2. Scenery

406 21 1
                                    

"Bagaimana jika kita makan siang bersama setelah ini ?" Tanya Fahira sambilmerapikan buku di gendongannya. Mereka baru saja keluar dari kelas. Dua jam mata kuliah benar-benar menguras tenaga dan semangatnya.

Jinan mengalihkan perhatiannya dari ponselnya pada sahabatnya itu. Ia tampak berpikir sebentar.
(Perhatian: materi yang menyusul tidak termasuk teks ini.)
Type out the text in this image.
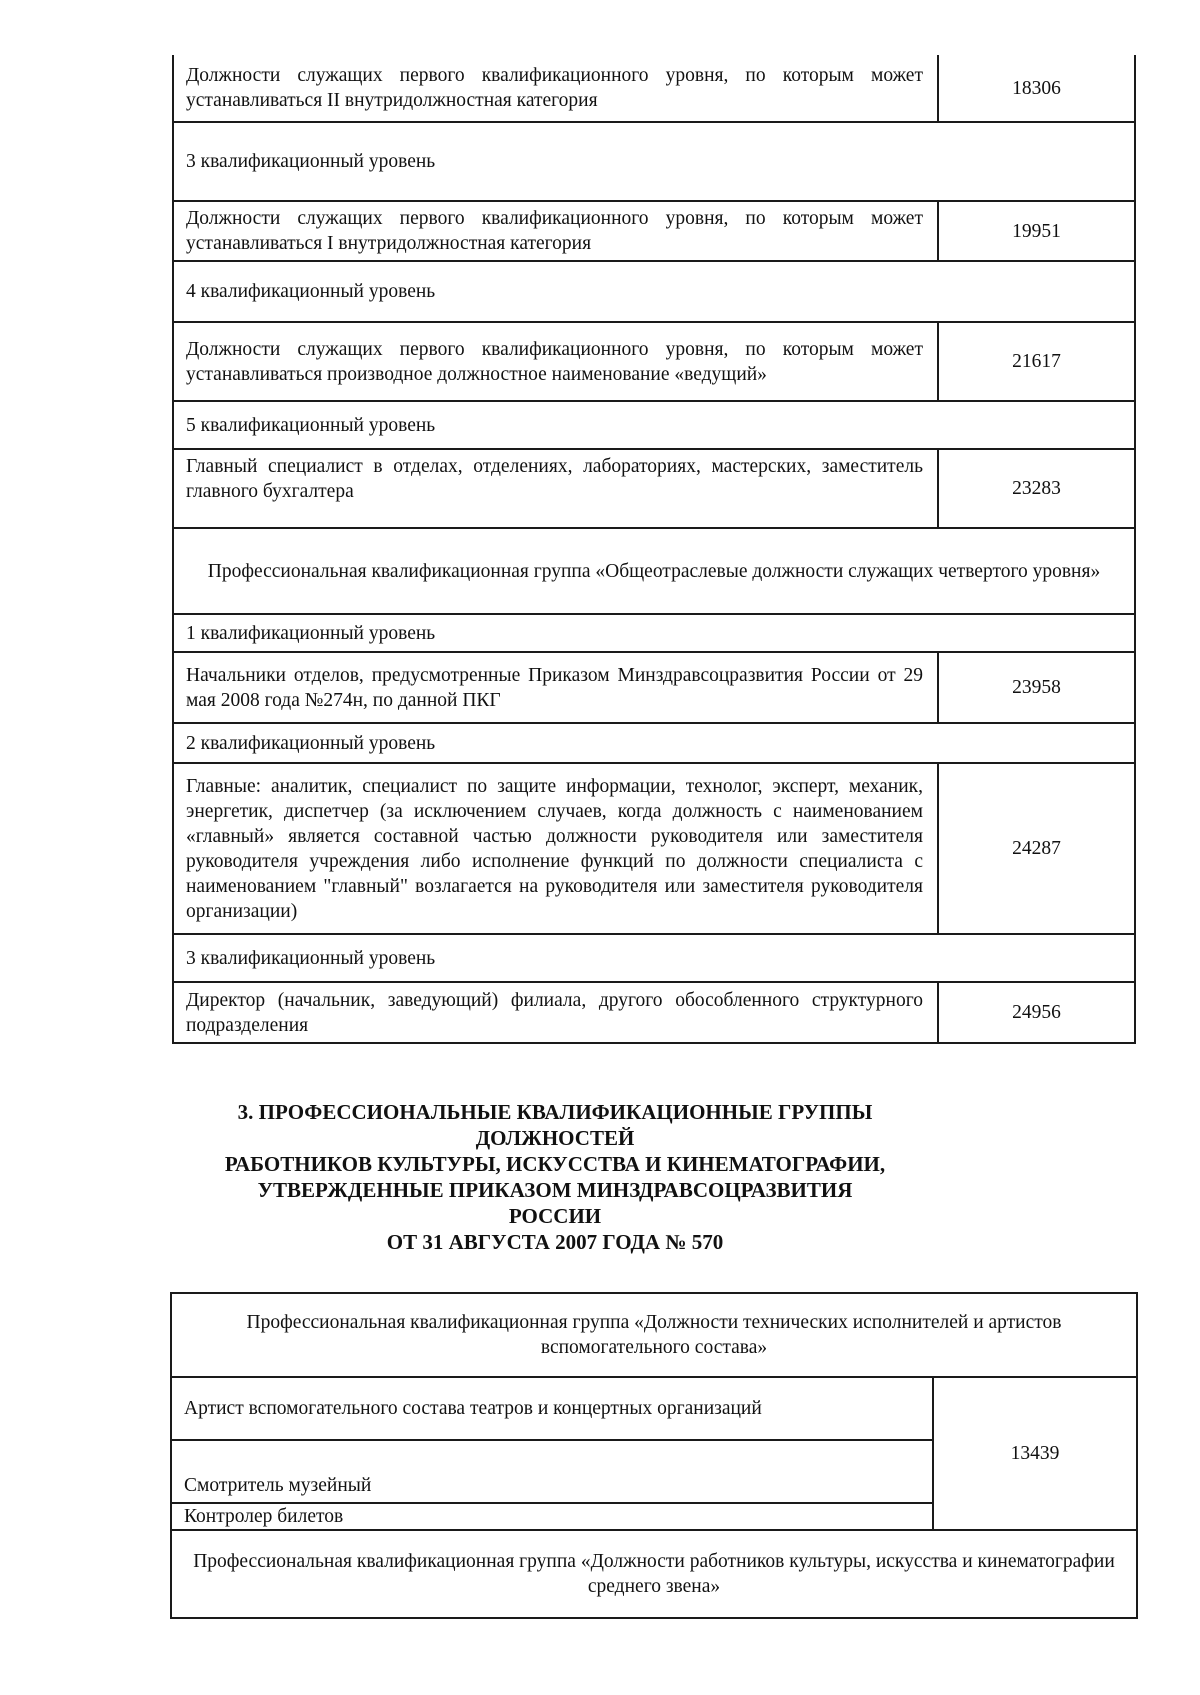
Должности служащих первого квалификационного уровня, по которым может устанавливаться II внутридолжностная категория	18306
3 квалификационный уровень	
Должности служащих первого квалификационного уровня, по которым может устанавливаться I внутридолжностная категория	19951
4 квалификационный уровень	
Должности служащих первого квалификационного уровня, по которым может устанавливаться производное должностное наименование «ведущий»	21617
5 квалификационный уровень	
Главный специалист в отделах, отделениях, лабораториях, мастерских, заместитель главного бухгалтера	23283
Профессиональная квалификационная группа «Общеотраслевые должности служащих четвертого уровня»	
1 квалификационный уровень	
Начальники отделов, предусмотренные Приказом Минздравсоцразвития России от 29 мая 2008 года №274н, по данной ПКГ	23958
2 квалификационный уровень	
Главные: аналитик, специалист по защите информации, технолог, эксперт, механик, энергетик, диспетчер (за исключением случаев, когда должность с наименованием «главный» является составной частью должности руководителя или заместителя руководителя учреждения либо исполнение функций по должности специалиста с наименованием "главный" возлагается на руководителя или заместителя руководителя организации)	24287
3 квалификационный уровень	
Директор (начальник, заведующий) филиала, другого обособленного структурного подразделения	24956
3. ПРОФЕССИОНАЛЬНЫЕ КВАЛИФИКАЦИОННЫЕ ГРУППЫ
ДОЛЖНОСТЕЙ
РАБОТНИКОВ КУЛЬТУРЫ, ИСКУССТВА И КИНЕМАТОГРАФИИ,
УТВЕРЖДЕННЫЕ ПРИКАЗОМ МИНЗДРАВСОЦРАЗВИТИЯ
РОССИИ
ОТ 31 АВГУСТА 2007 ГОДА № 570
Профессиональная квалификационная группа «Должности технических исполнителей и артистов вспомогательного состава»
Артист вспомогательного состава театров и концертных организаций	13439
Смотритель музейный
Контролер билетов
Профессиональная квалификационная группа «Должности работников культуры, искусства и кинематографии среднего звена»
"Makan apa ? Dimana ?" Jinan sedikit pemilih dengan makanan dan tempat dimana mereka akan makan. Maklum saja mengingat dirumahnya dia selalu disediakan makanan oleh chef yang sudah bersertifikat chef hotel berbintang.

"Hey, apa kau tahu ibu Ha Na membuka sebuah restoran makanan khas Korea ?"

Jinan mengerenyitkan dahinya, dari ditu Fahira sudah tahu jika temannya ini baru saja mendengar tentang ini.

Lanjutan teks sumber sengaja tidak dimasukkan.